Information Minister of the Palestinian National Authority
- In office April 2003 – October 2003

Personal details
- Born: 1947 (age 78–79)
- Profession: politician

= Nabil Amr =

Former information minister in the Palestinian National Authority (born 1947)

Nabil Amr (نبيل عمرو; born 1947) is a former information minister (2003) in the Palestinian National Authority, and previous ambassador to the USSR and Egypt. He was an outspoken, fierce, longtime critic of Yasser Arafat, including regarding Arafat's wrecking the peace talks and his failure to make a counter-offer at the 2000 Camp David Summit.

Amr spearheaded calls for anti-corruption democratic reforms to the Palestinian Authority that Yasir Arafat was reluctant to make. Amr complained often about corruption and cronyism in Arafat's administration.

In September 2002, after Amr called for reform of the Palestinian Authority, Arafat had the chief of his special forces fire a number of warning shots at Amr's home.

In July 2004 Amr was shot twice in his right leg, through the window of his house in Ramallah by allegedly pro-Arafat gunmen, enraging his clan, which denounced the PA for failing to find the attackers.
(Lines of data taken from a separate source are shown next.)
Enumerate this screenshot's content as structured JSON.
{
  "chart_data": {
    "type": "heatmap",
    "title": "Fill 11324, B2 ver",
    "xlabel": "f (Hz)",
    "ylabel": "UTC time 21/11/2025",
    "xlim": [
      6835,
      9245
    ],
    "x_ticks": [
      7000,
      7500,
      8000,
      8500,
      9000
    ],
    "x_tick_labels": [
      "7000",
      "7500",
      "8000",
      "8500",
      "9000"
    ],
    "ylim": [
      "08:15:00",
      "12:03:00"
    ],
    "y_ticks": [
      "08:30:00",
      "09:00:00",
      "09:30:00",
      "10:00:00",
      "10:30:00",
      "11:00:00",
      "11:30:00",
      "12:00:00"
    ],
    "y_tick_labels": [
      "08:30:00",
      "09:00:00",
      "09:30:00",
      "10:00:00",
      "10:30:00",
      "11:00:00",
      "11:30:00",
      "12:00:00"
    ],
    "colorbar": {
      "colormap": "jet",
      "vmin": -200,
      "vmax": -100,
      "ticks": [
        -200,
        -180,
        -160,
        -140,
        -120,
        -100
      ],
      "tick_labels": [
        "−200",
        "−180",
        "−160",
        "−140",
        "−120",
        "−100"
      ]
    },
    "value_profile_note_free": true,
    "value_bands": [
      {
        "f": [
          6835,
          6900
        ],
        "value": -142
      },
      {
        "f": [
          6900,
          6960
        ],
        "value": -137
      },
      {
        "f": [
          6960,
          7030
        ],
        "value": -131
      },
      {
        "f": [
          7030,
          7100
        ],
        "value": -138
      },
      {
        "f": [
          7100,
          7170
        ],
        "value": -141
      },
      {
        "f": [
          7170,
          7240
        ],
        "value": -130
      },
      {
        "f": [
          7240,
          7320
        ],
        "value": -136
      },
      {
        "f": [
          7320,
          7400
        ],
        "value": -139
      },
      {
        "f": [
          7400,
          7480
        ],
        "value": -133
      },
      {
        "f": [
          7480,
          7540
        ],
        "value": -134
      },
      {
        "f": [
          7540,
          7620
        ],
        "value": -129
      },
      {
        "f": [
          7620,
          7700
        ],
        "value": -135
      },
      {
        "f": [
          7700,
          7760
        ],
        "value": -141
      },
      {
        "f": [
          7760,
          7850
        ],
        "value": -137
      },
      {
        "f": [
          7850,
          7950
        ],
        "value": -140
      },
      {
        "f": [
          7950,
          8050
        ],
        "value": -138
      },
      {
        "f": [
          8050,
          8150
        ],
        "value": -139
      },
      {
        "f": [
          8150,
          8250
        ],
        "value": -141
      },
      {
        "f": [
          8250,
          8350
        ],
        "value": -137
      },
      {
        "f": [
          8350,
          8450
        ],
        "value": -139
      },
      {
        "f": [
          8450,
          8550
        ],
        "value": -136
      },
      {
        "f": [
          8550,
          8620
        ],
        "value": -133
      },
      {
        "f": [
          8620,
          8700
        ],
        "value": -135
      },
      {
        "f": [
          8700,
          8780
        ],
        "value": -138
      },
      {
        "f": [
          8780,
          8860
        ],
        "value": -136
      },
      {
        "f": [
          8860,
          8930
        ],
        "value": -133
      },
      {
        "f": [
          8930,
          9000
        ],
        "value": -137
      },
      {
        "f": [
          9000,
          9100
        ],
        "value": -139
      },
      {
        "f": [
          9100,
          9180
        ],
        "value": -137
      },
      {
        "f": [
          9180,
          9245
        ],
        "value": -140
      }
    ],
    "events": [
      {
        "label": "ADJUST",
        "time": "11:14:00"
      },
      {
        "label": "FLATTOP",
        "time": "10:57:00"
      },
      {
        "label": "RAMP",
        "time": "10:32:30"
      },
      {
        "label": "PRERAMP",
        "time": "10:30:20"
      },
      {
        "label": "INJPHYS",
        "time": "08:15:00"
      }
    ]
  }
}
His shooting took place minutes after he returned to his home from a television interview on a popular political talk show, in which he criticised Arafat’s performance as president. Amr said the attack on him was intended to stifle him from calling for reforms in the Palestinian Authority. Arafat claimed that the assassins were Israeli undercover agents from Mista'arvim unit. Due to injuries from the shooting, Amr's right leg was amputated from the knee down.

He later lived in his hometown of Dura, southwest of Hebron.

==Early life and education==
Nabil Amr was born on 6 September 1947 in the city of Dura, near Hebron. He studied at Damascus University and received a bachelor's degree in law. He also received an honorary doctorate from the International Academy of Informatics.

==Career==
Nabil Amr worked as an official in Palestinian organizations in Syria between 1969 and 1971. Between 1973 and 1988 he was the general manager of the Voice of Palestine radio stations, which were affiliated with the Palestine Liberation Organization. He was appointed the organization's representative in the former Soviet Union in 1988, and later served as ambassador there until 1993.

In 1995, he founded the newspaper Al-Hayat al-Jadida. In the 1996 elections, he was elected to the Palestinian Legislative Council, receiving 23,269 votes in the Hebron Governorate district on behalf of the Fatah movement.

He was given the portfolio of Minister of Parliamentary Affairs in Yasser Arafat's third government in 1998, and later resigned due to his criticism of the Palestinian government and corruption in the government machinery. In 2003, in the government of Mahmoud Abbas, he was appointed Minister of Information.

Among his roles, Nabil was a member of the negotiating committee in 2005, an advisor to Yasser Arafat and then to Abu Mazen, and the Palestinian Authority's ambassador to Egypt until 2009. As part of his role as an advisor to Abu Mazen, he promoted the Fatah–Hamas Mecca Agreement to establish a Palestinian unity government.

Nabil Amar has written numerous political and intellectual articles, and has authored two books.

==Bibliography==
- أيام الحب والحصار (Days of Love and Siege) - deals with the establishment of Palestinian Radio during the siege of Beirut in 1982.
- ألف يوم في موسكو (A Thousand Days in Moscow) - deals with the Soviet Union's Middle East policy, the collapse of the superpower, and the Gulf War.